One physical network - Two Class C networks?

Post by Brian J. Murre » Wed, 21 Dec 1994 11:24:02



[ discussing the merits of DHCP ]
Quote:>)What is really needed is a "runtime configurable"
>)DNS server, which you would be able to "inject" an IP<->name record into
>)as the IP address is assigned to the machine.

>Indeed it is.  I'm not sufficiently familiar with DHCP to know how you'd
>do this.  Is there an RFC?

Not yet, I don't believe, but as DHCP becomes more popular, I'm sure there
will be one.

b.

--


North Vancouver, B.C.                                             604 983 UNIX
        Platform and Brand Independent UNIX Support - R3.2 - R4 - BSD

 
 
 

One physical network - Two Class C networks?

Post by Jim Merc » Wed, 21 Dec 1994 06:57:31







>> >First question:  Does anyone know of a good BOOTP Server, under UNIX, that
>> >handles dynamic IP allocation?  There is a Novell BOOTP server, an nlm, by
>> >Hellsoft that does the job, but we need something for UNIX.

>> There is none.  BOOTP is a direct mapping from MAC addresses to IP addresses.
>> You need something called DHCP (Dynamic Host Configuration Protocol), which
>> is much like BOOTP but does not have the 1 to 1 mapping.

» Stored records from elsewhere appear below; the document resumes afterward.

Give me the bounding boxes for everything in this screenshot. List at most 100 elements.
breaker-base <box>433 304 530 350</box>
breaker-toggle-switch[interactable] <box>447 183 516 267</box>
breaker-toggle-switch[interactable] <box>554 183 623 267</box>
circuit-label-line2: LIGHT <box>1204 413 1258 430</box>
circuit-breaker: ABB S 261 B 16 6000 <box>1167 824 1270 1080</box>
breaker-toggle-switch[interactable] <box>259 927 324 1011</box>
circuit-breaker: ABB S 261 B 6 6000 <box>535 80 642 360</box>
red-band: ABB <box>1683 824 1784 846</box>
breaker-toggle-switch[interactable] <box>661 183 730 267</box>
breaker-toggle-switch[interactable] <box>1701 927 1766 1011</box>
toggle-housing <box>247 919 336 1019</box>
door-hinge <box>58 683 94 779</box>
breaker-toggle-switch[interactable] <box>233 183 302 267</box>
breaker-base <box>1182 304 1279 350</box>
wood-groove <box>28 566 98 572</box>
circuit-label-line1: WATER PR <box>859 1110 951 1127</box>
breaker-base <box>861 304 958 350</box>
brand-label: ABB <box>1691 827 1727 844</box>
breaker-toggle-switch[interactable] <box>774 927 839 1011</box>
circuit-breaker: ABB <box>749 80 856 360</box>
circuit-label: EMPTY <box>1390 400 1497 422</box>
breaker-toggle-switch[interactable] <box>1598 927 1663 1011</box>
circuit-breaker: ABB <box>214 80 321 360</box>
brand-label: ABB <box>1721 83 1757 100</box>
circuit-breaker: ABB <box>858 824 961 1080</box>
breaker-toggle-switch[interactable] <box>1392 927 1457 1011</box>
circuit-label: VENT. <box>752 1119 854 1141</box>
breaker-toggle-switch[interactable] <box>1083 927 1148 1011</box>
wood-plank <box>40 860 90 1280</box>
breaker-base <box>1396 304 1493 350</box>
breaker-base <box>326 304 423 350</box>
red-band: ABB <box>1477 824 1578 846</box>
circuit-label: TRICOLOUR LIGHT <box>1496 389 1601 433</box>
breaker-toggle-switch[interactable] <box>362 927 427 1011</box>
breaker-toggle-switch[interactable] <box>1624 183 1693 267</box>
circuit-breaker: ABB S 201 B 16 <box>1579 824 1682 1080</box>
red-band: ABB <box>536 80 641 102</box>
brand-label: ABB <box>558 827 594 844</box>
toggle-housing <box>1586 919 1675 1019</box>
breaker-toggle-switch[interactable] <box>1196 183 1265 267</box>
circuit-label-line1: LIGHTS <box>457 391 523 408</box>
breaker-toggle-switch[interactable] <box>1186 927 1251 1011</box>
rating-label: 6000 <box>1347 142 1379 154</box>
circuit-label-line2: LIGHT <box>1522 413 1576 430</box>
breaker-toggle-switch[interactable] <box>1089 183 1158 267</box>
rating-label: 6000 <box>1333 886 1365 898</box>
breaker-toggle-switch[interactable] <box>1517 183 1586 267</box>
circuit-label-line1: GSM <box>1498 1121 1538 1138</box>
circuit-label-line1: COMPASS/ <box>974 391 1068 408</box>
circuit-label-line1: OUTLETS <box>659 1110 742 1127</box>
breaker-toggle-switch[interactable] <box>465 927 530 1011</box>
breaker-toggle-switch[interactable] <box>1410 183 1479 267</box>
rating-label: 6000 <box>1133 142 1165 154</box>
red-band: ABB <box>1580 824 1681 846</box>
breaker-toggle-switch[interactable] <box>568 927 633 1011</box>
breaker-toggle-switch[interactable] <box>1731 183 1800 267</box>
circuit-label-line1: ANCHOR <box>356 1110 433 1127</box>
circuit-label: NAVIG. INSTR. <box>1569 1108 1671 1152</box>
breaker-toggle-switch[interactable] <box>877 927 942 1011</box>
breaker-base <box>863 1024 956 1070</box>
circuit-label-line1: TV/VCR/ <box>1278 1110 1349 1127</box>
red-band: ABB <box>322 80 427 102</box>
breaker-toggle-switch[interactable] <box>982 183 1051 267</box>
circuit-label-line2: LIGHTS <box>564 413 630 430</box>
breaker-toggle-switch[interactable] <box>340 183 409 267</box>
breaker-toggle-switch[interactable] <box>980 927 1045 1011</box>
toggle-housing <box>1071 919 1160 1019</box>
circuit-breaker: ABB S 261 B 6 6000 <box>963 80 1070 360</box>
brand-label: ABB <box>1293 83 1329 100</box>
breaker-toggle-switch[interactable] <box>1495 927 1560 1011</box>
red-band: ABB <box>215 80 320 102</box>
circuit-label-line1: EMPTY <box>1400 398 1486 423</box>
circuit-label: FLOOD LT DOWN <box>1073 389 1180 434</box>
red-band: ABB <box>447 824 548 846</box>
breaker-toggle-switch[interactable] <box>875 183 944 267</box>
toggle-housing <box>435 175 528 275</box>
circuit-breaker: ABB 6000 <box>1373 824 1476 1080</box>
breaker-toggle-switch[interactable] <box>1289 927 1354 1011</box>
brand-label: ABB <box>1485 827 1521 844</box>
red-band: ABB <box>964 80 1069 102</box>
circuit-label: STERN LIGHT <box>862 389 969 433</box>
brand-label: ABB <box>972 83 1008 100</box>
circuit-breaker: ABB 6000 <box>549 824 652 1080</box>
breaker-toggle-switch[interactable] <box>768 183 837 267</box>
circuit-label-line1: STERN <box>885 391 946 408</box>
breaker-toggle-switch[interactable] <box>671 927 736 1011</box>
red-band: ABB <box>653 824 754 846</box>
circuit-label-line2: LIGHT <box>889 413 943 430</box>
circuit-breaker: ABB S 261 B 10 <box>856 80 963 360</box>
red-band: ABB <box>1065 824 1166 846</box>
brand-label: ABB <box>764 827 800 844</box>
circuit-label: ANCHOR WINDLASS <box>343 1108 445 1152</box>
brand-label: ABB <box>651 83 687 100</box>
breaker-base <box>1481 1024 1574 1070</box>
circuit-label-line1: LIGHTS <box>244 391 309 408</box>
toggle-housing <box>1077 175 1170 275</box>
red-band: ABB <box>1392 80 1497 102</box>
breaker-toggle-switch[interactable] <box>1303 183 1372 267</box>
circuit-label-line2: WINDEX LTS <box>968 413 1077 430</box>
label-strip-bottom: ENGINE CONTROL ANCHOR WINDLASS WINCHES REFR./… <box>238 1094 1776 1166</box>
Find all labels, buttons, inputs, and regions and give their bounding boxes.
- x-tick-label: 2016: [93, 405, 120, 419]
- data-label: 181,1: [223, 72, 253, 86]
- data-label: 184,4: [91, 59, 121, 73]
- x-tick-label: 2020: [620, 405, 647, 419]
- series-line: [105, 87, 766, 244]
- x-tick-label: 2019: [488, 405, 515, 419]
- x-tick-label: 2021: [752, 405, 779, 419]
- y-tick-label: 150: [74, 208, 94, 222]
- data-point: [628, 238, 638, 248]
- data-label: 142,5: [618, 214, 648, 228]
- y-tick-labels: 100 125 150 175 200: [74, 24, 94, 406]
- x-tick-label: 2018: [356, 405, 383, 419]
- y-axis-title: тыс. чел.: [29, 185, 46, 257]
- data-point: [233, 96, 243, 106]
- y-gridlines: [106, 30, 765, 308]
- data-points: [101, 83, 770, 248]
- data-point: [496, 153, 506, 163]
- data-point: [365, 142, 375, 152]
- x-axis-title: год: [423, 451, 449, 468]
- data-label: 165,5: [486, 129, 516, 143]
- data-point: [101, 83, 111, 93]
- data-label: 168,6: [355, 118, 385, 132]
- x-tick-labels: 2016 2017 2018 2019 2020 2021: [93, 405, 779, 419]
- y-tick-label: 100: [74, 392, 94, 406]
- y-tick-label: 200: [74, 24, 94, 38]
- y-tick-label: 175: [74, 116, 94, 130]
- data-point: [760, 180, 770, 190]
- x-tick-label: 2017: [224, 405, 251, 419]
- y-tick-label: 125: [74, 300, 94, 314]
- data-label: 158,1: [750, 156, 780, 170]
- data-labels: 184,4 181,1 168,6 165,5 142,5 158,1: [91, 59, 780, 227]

there are not many DHCP servers implemented, more scary in my opinion, is
there is no reference implementation.  this means that each implementation is
going to be done based on the implementor's interpretation of the RFC's.

there is no benchmark to ensure compatibility.

i thought i'd seen some support for address pooling in one of the recent
bootp releases for unix.

in any case, here are some alternate suggestions if you want dynamic
bootp (not unix, but meant to be cost effective).

1) get a copy of Netware Runtime.  this is a Netware 3.11 server, but limited
to concurrent user 8^).   you can run the hellsoft or novell bootp server
on this using a 386SX with a 40 meg IDE drive.

2) get a copy of KA9Q.  i beleive that it supports dynamic bootp.  this can
be run on a 286 or better with a cheap ethernet card.  no hard drive required,
boots off a floppy.  (in a pinch, you _could_ do it on an 8086.

Quote:>Let's see if I understand what you mean.  I can purchase another Ethernet
>card for my Sun, and plug it in the wall.  In UNIX, the Ethernet interface
>could become "le1" (for example).  Therefore, le0 and le1 would be on the
>same physical network with two different ethernet hardware addresses.  I
>could then configure a route in UNIX, so as to allow my machine to act as
>a gateway between the two IP networks who happen to reside on the same
>physical net?

i don't see the problem.  i have suns, 386bsd's, ka9q's and other stuff
running on my network at home with multiple C classes on the same wire.

it doesn't require multiple interfaces, i just add a route for the
second C class pointing to the same interface, and poof, it works.